Certain images are scalded into our memory. Regardless of time or distance, these images are too powerful to be forgotten. These are the moments that shake us so deeply that they re-shape us.
Lago Agrio is a small dusty town on the Colombian-Ecuadorian border. It’s a town that is ruled by drug lords, petroleum machos, and police looking for bribes. But in between, and on the outskirts, are the quiet hardworking families, campesinos and indigenous people who struggle to survive.
The first time I was in Lago Agrio – five years earlier, I saw only the surface. On a trip that forever captured by heart, we followed a spectacular winding river, the Aguarico, into the Amazon Basin. There, we had the fortune of seeing the spellbinding beauty that iridescent butterflies and freshwater pink dolphins dance for. And now, years later, I am thankful that these were my initial impressions; that I was able to see this sacred place in an unscarred state first.

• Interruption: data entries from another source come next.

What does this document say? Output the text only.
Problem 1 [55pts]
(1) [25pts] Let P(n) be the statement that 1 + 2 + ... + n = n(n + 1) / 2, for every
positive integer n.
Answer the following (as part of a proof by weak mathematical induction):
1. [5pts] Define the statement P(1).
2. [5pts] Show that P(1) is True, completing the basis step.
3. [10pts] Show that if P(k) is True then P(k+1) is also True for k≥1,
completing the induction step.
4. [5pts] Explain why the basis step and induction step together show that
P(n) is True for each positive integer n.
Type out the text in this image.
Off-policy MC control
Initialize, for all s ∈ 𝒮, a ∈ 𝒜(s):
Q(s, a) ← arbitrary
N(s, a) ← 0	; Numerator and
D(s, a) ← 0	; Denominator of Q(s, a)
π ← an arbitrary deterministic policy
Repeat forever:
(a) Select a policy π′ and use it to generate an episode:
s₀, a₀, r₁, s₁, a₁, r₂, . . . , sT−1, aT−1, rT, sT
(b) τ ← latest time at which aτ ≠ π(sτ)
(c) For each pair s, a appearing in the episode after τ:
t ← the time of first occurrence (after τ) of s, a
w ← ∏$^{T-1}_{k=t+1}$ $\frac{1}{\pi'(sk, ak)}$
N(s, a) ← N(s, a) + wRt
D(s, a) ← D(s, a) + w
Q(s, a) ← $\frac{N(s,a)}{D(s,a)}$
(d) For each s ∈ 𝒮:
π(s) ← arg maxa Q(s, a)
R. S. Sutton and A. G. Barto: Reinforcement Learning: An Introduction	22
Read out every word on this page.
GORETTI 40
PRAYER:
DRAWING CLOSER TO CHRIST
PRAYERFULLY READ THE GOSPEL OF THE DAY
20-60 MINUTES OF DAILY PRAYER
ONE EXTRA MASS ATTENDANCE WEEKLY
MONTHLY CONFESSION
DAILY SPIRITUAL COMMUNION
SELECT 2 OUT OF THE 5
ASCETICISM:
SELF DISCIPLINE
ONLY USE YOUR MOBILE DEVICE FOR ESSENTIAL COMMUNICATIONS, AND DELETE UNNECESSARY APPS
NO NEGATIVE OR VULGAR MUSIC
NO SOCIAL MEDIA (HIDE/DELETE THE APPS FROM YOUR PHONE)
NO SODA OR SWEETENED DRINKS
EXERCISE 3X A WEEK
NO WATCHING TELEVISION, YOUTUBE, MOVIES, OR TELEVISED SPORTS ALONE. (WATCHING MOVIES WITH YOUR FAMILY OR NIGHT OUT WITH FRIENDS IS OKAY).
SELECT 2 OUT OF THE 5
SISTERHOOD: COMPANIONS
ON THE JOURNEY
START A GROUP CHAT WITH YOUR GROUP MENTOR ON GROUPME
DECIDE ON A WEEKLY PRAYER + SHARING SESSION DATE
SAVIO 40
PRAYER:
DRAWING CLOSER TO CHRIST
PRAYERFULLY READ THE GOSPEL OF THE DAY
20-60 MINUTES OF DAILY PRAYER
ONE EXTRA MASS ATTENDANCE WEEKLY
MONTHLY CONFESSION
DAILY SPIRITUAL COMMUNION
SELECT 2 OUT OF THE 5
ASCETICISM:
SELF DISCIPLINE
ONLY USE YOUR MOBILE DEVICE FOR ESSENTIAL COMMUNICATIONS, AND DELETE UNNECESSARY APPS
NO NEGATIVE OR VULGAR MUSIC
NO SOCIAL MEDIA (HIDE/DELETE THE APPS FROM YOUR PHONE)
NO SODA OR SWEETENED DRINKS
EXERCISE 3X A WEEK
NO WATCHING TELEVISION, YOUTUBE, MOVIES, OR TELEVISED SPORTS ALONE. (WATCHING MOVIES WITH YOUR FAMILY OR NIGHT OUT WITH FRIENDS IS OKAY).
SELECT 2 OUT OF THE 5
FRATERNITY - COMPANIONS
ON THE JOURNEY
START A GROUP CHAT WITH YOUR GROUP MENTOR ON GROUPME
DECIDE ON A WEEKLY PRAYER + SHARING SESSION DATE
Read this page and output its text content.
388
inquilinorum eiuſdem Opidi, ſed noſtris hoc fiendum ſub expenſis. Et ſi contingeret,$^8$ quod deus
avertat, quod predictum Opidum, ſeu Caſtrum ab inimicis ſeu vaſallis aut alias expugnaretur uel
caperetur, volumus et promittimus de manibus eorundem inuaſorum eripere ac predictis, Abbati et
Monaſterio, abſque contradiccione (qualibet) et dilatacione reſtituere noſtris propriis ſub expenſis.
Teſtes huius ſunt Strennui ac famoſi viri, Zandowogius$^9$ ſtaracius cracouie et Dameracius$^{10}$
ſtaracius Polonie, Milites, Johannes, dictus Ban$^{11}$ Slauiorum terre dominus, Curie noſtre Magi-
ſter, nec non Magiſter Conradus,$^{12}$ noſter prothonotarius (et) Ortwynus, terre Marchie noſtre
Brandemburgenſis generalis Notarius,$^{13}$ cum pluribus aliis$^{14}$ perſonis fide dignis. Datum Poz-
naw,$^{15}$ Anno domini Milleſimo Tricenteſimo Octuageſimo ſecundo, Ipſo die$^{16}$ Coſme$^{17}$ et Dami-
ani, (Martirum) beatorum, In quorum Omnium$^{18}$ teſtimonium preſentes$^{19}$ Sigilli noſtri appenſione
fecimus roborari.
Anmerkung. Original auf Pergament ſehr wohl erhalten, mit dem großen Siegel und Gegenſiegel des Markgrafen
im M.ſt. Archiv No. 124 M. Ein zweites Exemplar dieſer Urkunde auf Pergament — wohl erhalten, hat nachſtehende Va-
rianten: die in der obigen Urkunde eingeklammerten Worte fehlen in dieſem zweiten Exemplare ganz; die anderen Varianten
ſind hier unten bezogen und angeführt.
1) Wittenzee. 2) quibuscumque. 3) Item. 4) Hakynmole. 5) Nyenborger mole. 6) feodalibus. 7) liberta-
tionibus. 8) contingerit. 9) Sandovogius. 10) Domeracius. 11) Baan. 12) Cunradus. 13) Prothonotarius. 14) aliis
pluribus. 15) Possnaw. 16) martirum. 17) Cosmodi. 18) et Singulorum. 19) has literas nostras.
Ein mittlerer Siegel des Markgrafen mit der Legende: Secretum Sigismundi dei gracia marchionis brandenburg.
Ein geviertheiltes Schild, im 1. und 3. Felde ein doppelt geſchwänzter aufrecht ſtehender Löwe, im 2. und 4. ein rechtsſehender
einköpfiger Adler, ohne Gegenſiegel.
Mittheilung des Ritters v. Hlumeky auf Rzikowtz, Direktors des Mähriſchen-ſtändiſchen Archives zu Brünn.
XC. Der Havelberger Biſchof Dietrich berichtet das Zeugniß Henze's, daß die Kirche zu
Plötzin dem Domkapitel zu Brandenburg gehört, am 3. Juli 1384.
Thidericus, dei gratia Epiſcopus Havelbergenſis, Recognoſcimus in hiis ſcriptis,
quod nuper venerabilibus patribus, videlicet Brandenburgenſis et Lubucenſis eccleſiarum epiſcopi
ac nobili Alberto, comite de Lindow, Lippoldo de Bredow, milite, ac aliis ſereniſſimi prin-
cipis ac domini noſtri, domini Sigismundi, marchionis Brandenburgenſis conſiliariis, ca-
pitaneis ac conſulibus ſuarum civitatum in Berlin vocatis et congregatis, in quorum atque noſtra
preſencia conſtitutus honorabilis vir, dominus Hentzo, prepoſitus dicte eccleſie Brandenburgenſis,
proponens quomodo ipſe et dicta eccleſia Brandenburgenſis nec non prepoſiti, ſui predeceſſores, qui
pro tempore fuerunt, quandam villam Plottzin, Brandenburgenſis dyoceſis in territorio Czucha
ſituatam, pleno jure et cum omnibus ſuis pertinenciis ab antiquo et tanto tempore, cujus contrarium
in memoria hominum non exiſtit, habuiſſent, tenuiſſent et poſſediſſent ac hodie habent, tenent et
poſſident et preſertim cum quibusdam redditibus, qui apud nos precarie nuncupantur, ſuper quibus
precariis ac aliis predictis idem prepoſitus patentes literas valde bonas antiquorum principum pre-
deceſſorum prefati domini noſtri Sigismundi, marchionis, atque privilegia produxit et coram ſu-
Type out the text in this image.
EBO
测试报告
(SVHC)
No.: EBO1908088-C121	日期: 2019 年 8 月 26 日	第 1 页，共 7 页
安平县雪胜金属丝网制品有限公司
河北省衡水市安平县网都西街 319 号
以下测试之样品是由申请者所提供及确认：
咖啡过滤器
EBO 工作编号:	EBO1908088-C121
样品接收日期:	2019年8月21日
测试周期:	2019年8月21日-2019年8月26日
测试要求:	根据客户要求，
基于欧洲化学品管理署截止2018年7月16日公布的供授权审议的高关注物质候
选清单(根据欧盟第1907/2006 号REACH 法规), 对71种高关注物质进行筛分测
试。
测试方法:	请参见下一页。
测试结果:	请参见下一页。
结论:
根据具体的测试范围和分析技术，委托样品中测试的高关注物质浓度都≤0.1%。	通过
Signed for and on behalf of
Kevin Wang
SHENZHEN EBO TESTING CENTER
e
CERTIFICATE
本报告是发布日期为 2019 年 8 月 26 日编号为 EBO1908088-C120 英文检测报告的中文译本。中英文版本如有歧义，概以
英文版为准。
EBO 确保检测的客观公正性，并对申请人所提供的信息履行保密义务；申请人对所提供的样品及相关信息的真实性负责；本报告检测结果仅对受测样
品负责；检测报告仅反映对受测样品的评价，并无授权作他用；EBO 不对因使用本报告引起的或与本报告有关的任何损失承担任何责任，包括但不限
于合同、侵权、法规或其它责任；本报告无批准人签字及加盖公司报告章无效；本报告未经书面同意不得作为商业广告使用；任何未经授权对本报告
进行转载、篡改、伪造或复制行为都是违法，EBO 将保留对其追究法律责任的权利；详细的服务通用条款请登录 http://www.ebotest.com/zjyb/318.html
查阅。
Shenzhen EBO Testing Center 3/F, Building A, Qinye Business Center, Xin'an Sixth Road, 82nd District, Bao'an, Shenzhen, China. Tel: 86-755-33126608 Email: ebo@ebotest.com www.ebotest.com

When I returned, our purpose was different. Lago Agrio is one of the first major pumping stations that amasses the petroleum extracted from wells located throughout Ecuador’s Amazon and funnels it into one of two pipelines that runs up the Andes and back down to the Pacific coast for export. It is estimated that more than twice the Exxon Valdez has been spilt in Ecuador’s Amazon, but less than a fraction of it has been cleaned up. While the carcinogenic and toxicological effects of petroleum contamination are well documented, it was hard for me to grasp the gravity of these projects until I saw them firsthand. But these images are now scalded into my memory.
The second time I travelled to Ecuador was through the Trent-in-Ecuador Program. And while I couldn’t fully comprehend it at the time, with the distance of a decade, I can see that this Program profoundly shaped my decision to practice environmental and aboriginal law.
When I found myself cross-examining the executives and experts for the Enbridge Northern Gateway Pipeline project this fall, I thought of the exceptional Ecuadorian families, campesinos and indigenous people who are directly affected by petroleum contamination and are forced to cope with petroleum related health problems. I continue to draw inspiration from the lawyers, doctors and activists I worked with in Ecuador to document the impacts of petroleum contamination. Collectively, these people taught me about the fundamental need to carefully evaluate, and fully comprehend, the likely social, cultural and environmental impacts of an oil pipeline, and its related oil contamination, prior to approving a project.
The National Energy Board’s review of the proposed Enbridge Northern Gateway Pipeline project makes it clear that Canada, like Ecuador, is struggling to reconcile the risks and benefits of the petroleum extractive industry. Public evaluations of these types of projects are necessary: they provide an arena for defining national policies, they require us to evaluate the benefits against the burdens, and ultimately, they shape the future of our Nation.
When I left for Ecuador, I didn’t expect that this is where I would end up.